Papa entdeckte sie erst am zweiten Tag unserer Fahrt, als er mir an einem der kleinen Bahnhöfe beim Aussteigen half.
 
- Was hast du denn da?! – fragte er.
 
Ohne etwas zu sagen nahm ich die beiden Patronen heraus, und er entfernte sich mit ihnen in aller Eile ein paar Meter. In dem Bemühen nicht entdeckt zu werden, vergrub er die Patronen in der Erde. Heute kann ich mir vorstellen, was für eine schreckliche Angst er gehabt haben muss – die Patronen waren nämlich verkapselt und hätten durch einen einzigen Schlag in meiner Jackentasche explodieren können. Zudem herrschte Krieg, und wenn man sie entdeckt hätte, wäre es nicht auszudenken gewesen, wie es dann mit uns geendet hätte.
 
Als wir durch Sibirien fuhren, wurde die Fahrt langweiliger – der Zug war Tag und Nacht in Bewegung, wenn er hielt, dann immer nur für kurze Zeit.
 
Gegen Ende der zweiten Woche begann der Zug kürzer zu werden – auf einigen Ausweichschienen und kleineren Bahnstationen wurden jeweils ein oder zwei Waggons abgekuppelt. Die Menschen aus den Waggons wurden anschließend in die nahen und etwas weiter entfernt gelegenen Dörfer fortgebracht.
 
Am Morgen bemerkten wir, dass unser Waggon auf dem Abstellgleis irgendeines Bahnhofs stand und der Zug bereits weitergefahren war.

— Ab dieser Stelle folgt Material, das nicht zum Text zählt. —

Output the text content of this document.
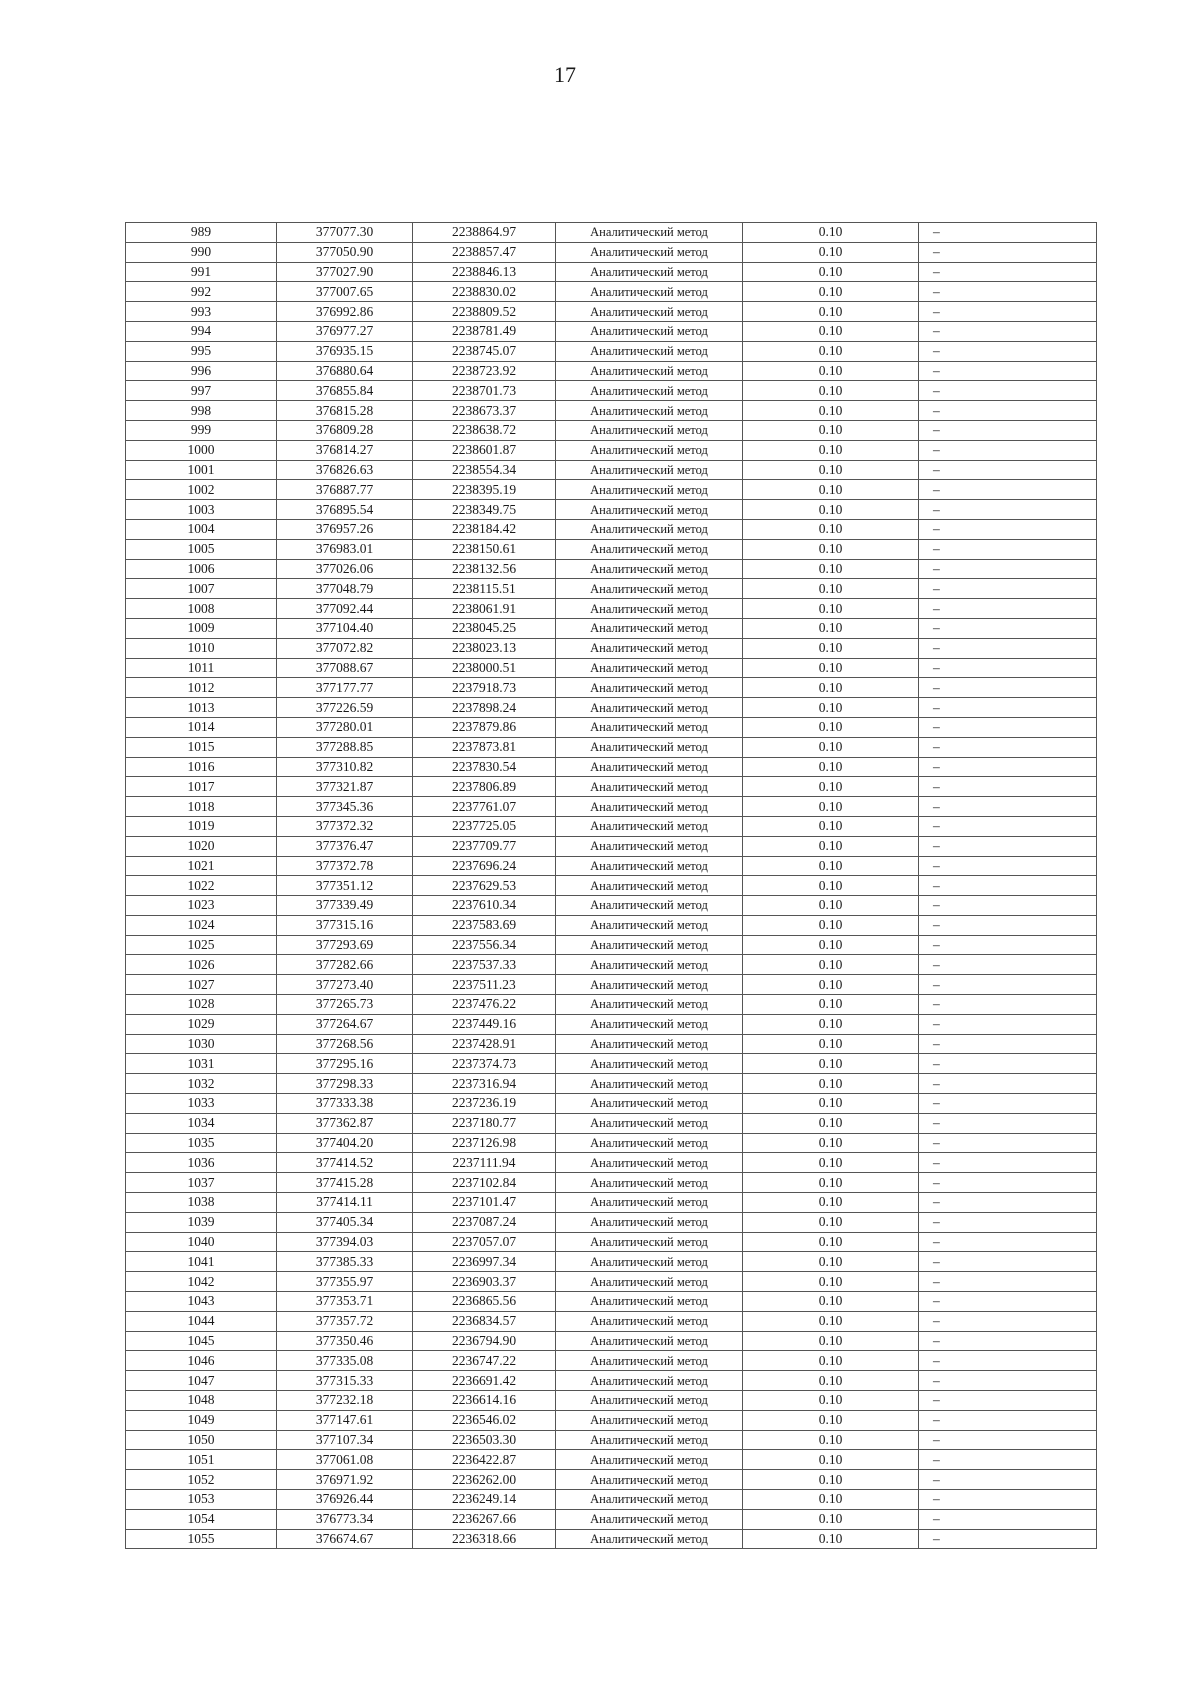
17
989	377077.30	2238864.97	Аналитический метод	0.10	–
990	377050.90	2238857.47	Аналитический метод	0.10	–
991	377027.90	2238846.13	Аналитический метод	0.10	–
992	377007.65	2238830.02	Аналитический метод	0.10	–
993	376992.86	2238809.52	Аналитический метод	0.10	–
994	376977.27	2238781.49	Аналитический метод	0.10	–
995	376935.15	2238745.07	Аналитический метод	0.10	–
996	376880.64	2238723.92	Аналитический метод	0.10	–
997	376855.84	2238701.73	Аналитический метод	0.10	–
998	376815.28	2238673.37	Аналитический метод	0.10	–
999	376809.28	2238638.72	Аналитический метод	0.10	–
1000	376814.27	2238601.87	Аналитический метод	0.10	–
1001	376826.63	2238554.34	Аналитический метод	0.10	–
1002	376887.77	2238395.19	Аналитический метод	0.10	–
1003	376895.54	2238349.75	Аналитический метод	0.10	–
1004	376957.26	2238184.42	Аналитический метод	0.10	–
1005	376983.01	2238150.61	Аналитический метод	0.10	–
1006	377026.06	2238132.56	Аналитический метод	0.10	–
1007	377048.79	2238115.51	Аналитический метод	0.10	–
1008	377092.44	2238061.91	Аналитический метод	0.10	–
1009	377104.40	2238045.25	Аналитический метод	0.10	–
1010	377072.82	2238023.13	Аналитический метод	0.10	–
1011	377088.67	2238000.51	Аналитический метод	0.10	–
1012	377177.77	2237918.73	Аналитический метод	0.10	–
1013	377226.59	2237898.24	Аналитический метод	0.10	–
1014	377280.01	2237879.86	Аналитический метод	0.10	–
1015	377288.85	2237873.81	Аналитический метод	0.10	–
1016	377310.82	2237830.54	Аналитический метод	0.10	–
1017	377321.87	2237806.89	Аналитический метод	0.10	–
1018	377345.36	2237761.07	Аналитический метод	0.10	–
1019	377372.32	2237725.05	Аналитический метод	0.10	–
1020	377376.47	2237709.77	Аналитический метод	0.10	–
1021	377372.78	2237696.24	Аналитический метод	0.10	–
1022	377351.12	2237629.53	Аналитический метод	0.10	–
1023	377339.49	2237610.34	Аналитический метод	0.10	–
1024	377315.16	2237583.69	Аналитический метод	0.10	–
1025	377293.69	2237556.34	Аналитический метод	0.10	–
1026	377282.66	2237537.33	Аналитический метод	0.10	–
1027	377273.40	2237511.23	Аналитический метод	0.10	–
1028	377265.73	2237476.22	Аналитический метод	0.10	–
1029	377264.67	2237449.16	Аналитический метод	0.10	–
1030	377268.56	2237428.91	Аналитический метод	0.10	–
1031	377295.16	2237374.73	Аналитический метод	0.10	–
1032	377298.33	2237316.94	Аналитический метод	0.10	–
1033	377333.38	2237236.19	Аналитический метод	0.10	–
1034	377362.87	2237180.77	Аналитический метод	0.10	–
1035	377404.20	2237126.98	Аналитический метод	0.10	–
1036	377414.52	2237111.94	Аналитический метод	0.10	–
1037	377415.28	2237102.84	Аналитический метод	0.10	–
1038	377414.11	2237101.47	Аналитический метод	0.10	–
1039	377405.34	2237087.24	Аналитический метод	0.10	–
1040	377394.03	2237057.07	Аналитический метод	0.10	–
1041	377385.33	2236997.34	Аналитический метод	0.10	–
1042	377355.97	2236903.37	Аналитический метод	0.10	–
1043	377353.71	2236865.56	Аналитический метод	0.10	–
1044	377357.72	2236834.57	Аналитический метод	0.10	–
1045	377350.46	2236794.90	Аналитический метод	0.10	–
1046	377335.08	2236747.22	Аналитический метод	0.10	–
1047	377315.33	2236691.42	Аналитический метод	0.10	–
1048	377232.18	2236614.16	Аналитический метод	0.10	–
1049	377147.61	2236546.02	Аналитический метод	0.10	–
1050	377107.34	2236503.30	Аналитический метод	0.10	–
1051	377061.08	2236422.87	Аналитический метод	0.10	–
1052	376971.92	2236262.00	Аналитический метод	0.10	–
1053	376926.44	2236249.14	Аналитический метод	0.10	–
1054	376773.34	2236267.66	Аналитический метод	0.10	–
1055	376674.67	2236318.66	Аналитический метод	0.10	–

Später erfuhren wir, dass wir uns in der Region Krasnojarsk befanden, und unser Waggon an der Eisenbahnstation Bogotol stand.
 
Die Menschen strömten aus dem Waggon, blickten sich besorgt um; alle hatten große Furcht vor der Ungewissheit. Selbst die Kinder verhielten sich ganz still.
 
Da erinnerte ich mich an mein Schönschreibheft, in das ich nun nichts mehr hineinschreiben brauchte.
 
- Hier wird schon kein Mensch mehr danach fragen, - dachte ich erleichtert.